Lasagna Ratatouille Tart

Lasagna-ish Ratatouille-ish Tart
Inspired by 101 Cookbooks and Cuisine at Home, 2009

ingredients
tart
1 1/2 c flour
1/2 t salt
1/2 t black pepper
6 T butter, diced & chilled
3 T shortening, diced & chilled
3 T (+) ice water
filling
3 garlic cloves, minced
1/4 c diced onion
2 T olive oil
red pepper flakes
1 can diced tomatoes
1-2 yellow squash, thinly sliced (1/4")
1-2 zucchini squash, thinly sliced (1/4")
1 1/2 cups ricotta cheese (or other combo - I had about 3/4 cup at home and combined some parmesan and goat cheese as well as a little Boursin cheese spread to make 1 1/2 cups)
2 T thinly sliced basil
1/4 cup shredded mozzarella or other cheese for topping, optional
salt and pepper
olive oil for drizzling

instructions
To prepare tart dough, pulse flour, salt, pepper in food processor. Add butter and shortening and pulse until pea-sized clumps form. Add 3 T water, pulse to combine. Shape dough into flat disk and refrigerate at least 30 minutes.

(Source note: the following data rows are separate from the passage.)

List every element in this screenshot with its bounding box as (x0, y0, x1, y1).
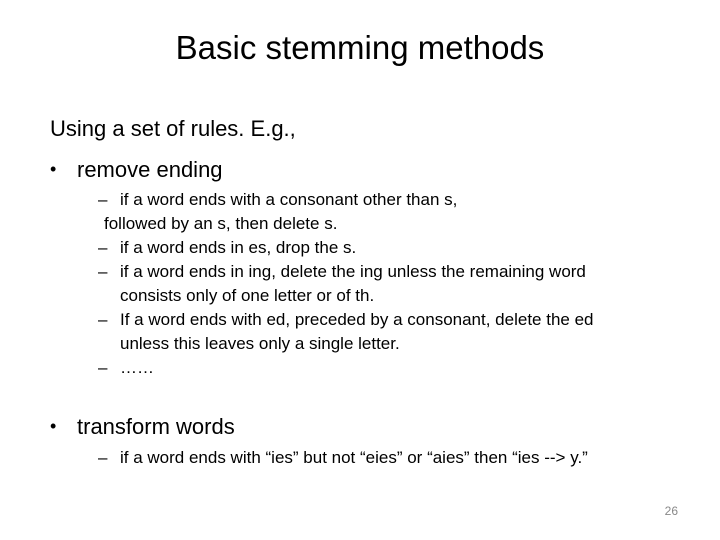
slide-title: Basic stemming methods (175, 29, 545, 66)
dash-icon: – (98, 190, 108, 209)
bullet-heading: transform words (77, 414, 235, 439)
rule-text: …… (120, 358, 154, 377)
rule-item (98, 236, 594, 260)
bullet-heading: remove ending (77, 157, 223, 182)
transform-words-rules (98, 446, 588, 470)
bullet-icon: • (50, 416, 57, 436)
dash-icon: – (98, 310, 108, 329)
rule-text: if a word ends in es, drop the s. (120, 238, 357, 257)
rule-item (98, 446, 588, 470)
rule-item (98, 188, 594, 212)
rule-continuation (98, 284, 594, 308)
dash-icon: – (98, 448, 108, 467)
remove-ending-rules (98, 188, 594, 380)
rule-text: if a word ends with “ies” but not “eies” or “aies” then “ies --> y.” (120, 448, 588, 467)
dash-icon: – (98, 262, 108, 281)
bullet-icon: • (50, 159, 57, 179)
rule-text: followed by an s, then delete s. (104, 214, 338, 233)
rule-text: if a word ends in ing, delete the ing unless the remaining word (120, 262, 586, 281)
rule-text: consists only of one letter or of th. (120, 286, 375, 305)
dash-icon: – (98, 358, 108, 377)
bullet-remove-ending (50, 154, 223, 185)
rule-continuation (98, 332, 594, 356)
rule-text: If a word ends with ed, preceded by a consonant, delete the ed (120, 310, 594, 329)
rule-item (98, 356, 594, 380)
page-number: 26 (664, 504, 678, 518)
dash-icon: – (98, 238, 108, 257)
rule-continuation (98, 212, 594, 236)
rule-item (98, 260, 594, 284)
bullet-transform-words (50, 411, 235, 442)
rule-item (98, 308, 594, 332)
rule-text: if a word ends with a consonant other than s, (120, 190, 458, 209)
rule-text: unless this leaves only a single letter. (120, 334, 400, 353)
intro-text: Using a set of rules. E.g., (50, 116, 296, 141)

Preheat oven to 375 F. Roll dough to 1/4 " thickness and fit into 9-inch tart pan. Press to edge and trim excess. Cover w/ foil or parchment paper and fill with dry beans, weights, whatever. Bake about 25 minutes, remove foil and beans and bake 5 more minutes. Let cool to room temperature.

Meanwhile, Stir garlic, olive oil, red pepper and a little salt into small saucepan. Bring to med-hi heat and once garlic sizzles, add tomatoes (drain them a little before adding). Simmer about 10 minutes and remove. Let cool.

Using a mandoline (or cutting carefully with a knife) slice zucchini and yellow squash into 1/4 inch disks and pat dry. Set aside.

Preheat again to 375 F. Mix cheese and basil in small bowl. Spread onto bottom of cooled pre-baked tart. Gently spread tomato sauce over cheese mixture. Arrange vegetables around edge of tart shell in whatever pattern you choose (I did outer of zucchini and alternated) Cover tart completely. Sprinkle top with 1/4 cup shredded mozzarella cheese (or other cheese you have on hand that melts well). Drizzle with oil and sprinkle with salt and pepper.

Bake tart at 375 F until tart is golden brown around the edge, about 30 minutes.